I think we can actually go farther, and I’ve written up a pitch for clang/LLVM to enable diagnostics filtering, which I’ll be pitching in swift-evolution soon as well. We take the diagnostic text, and instead of selecting all diagnostics by group ID or diagnostic ID, selectively enforce them based on a regex-match of the text itself. The application, ordering and downstream implications can be discussed on that proposal but we’ve had tremendous success in adopting -Wdeprecated-declarations to cover much more of the codebase with this tool.

That’s all to say: I believe that the granularity offered by these diagnostics are great at providing the flexibility to adopt new diagnostics and the changes to them piecemeal, whereas we have been operating in Swift in an all-or-nothing way of WAE, and it’s on one hand difficult to use WAE so coarsely at scale, even for individual diagnostics and requires some vigilance to prevent divergence of dialects.

The answer to the latter has to be that these granular application of warning diagnostics is temporary, that any downgrading of errors or filtering is temporary, and that code authors should do their best to return to using WAE as soon as possible once a new set of warnings is introduced.

+1. For these reasons, and the complexities of working on code at this scale, I eagerly await using this feature and plan to pitch these same diagnostic filters in Swift in a subsequent proposal to mirror the clang/LLVM one.

4 Likes

Hello, Swift community.

The proposal authors have reviewed the feedback and chosen to remove the new features for suppressing warnings from SE-0334. The proposal document has been updated to reflect this revision.

John McCall
Review Manager

9 Likes

Without suppression, I sorta feel like this isn't " Precise Control Flags over Compiler Warnings" and instead it is just a means to "Selectively Promote Warnings to Errors".

For the SwiftProtobuf use case, where we'd like to be able to expose the fact that a message/enums/field was annotated at deprecated, this won't help, because the generated files (which could end up in different modules) will still need to reference deprecated things, so there will always be warnings.
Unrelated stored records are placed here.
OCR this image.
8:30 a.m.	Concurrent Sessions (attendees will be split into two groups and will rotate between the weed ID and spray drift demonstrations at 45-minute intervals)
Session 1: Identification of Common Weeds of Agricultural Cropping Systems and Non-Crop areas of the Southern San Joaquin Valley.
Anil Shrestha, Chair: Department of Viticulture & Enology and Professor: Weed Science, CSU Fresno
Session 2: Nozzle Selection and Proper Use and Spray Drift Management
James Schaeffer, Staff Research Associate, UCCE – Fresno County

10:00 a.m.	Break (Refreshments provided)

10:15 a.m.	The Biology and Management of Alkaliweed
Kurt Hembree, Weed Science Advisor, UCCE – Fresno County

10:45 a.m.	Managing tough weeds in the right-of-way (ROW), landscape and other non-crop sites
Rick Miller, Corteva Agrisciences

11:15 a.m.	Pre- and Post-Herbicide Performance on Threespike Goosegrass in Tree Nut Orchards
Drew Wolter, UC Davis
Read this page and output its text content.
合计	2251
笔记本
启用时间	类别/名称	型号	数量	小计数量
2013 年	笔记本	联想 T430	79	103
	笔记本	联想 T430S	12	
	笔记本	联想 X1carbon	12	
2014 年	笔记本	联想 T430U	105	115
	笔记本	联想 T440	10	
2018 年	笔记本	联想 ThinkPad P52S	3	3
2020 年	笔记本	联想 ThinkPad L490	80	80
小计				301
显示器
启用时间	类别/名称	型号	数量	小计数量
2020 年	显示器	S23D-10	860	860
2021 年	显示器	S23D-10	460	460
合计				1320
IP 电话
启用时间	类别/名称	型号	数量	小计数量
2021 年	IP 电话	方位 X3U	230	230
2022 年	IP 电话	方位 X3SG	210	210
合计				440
And history from other projects has taught me developers want your projects to compile completely clean (no warnings).

I do also fear with suppression support, this won't help SDK authors in general, as once you deprecate something, some other modules that builds on top of it might also need use the deprecated apis while things migrated, so their library will have to produce warnings even thought the package authors have confirmed the code is correct in its continued usage.

1 Like

With the removal of -Wsuppress from the proposal, I think this is a good step forward for Swift. More fine-grained control over warnings-as-errors has been requested often over the years, and helps users dial in to ensuring those things they care about most are treated as errors while other warnings don't break the build.

Yes, I think it is. We have had the warnings-as-errors functionality for many years, and have heard repeatedly that it isn't fine-grained enough to be generally useful.

I'm used to Clang's warning groups, which this is patterned after. Clang has a reasonable approach that has worked for folks for a lot of years in that C/C++ ecosystem, and I'm glad we're bringing it over.

Well... I'm a co-author, and have reviewed the implementation and encouraged the direction here.

Doug

8 Likes

Very good feature!

Diagnostic groups may expand over time, but they can never become narrower.

I'd add a clarification to this rule. For example is removing one warning from a group while adding two new unrelated warnings allowed or not. It will expand the group "overall", but it seems it should not be allowed still.

With SwiftLint we could control individual warnings/errors via SwiftLint comments, is something like this desirable to have with normal warnings?

2 Likes

SE-0443 has been accepted. Thank you, all, for your contributions in this review.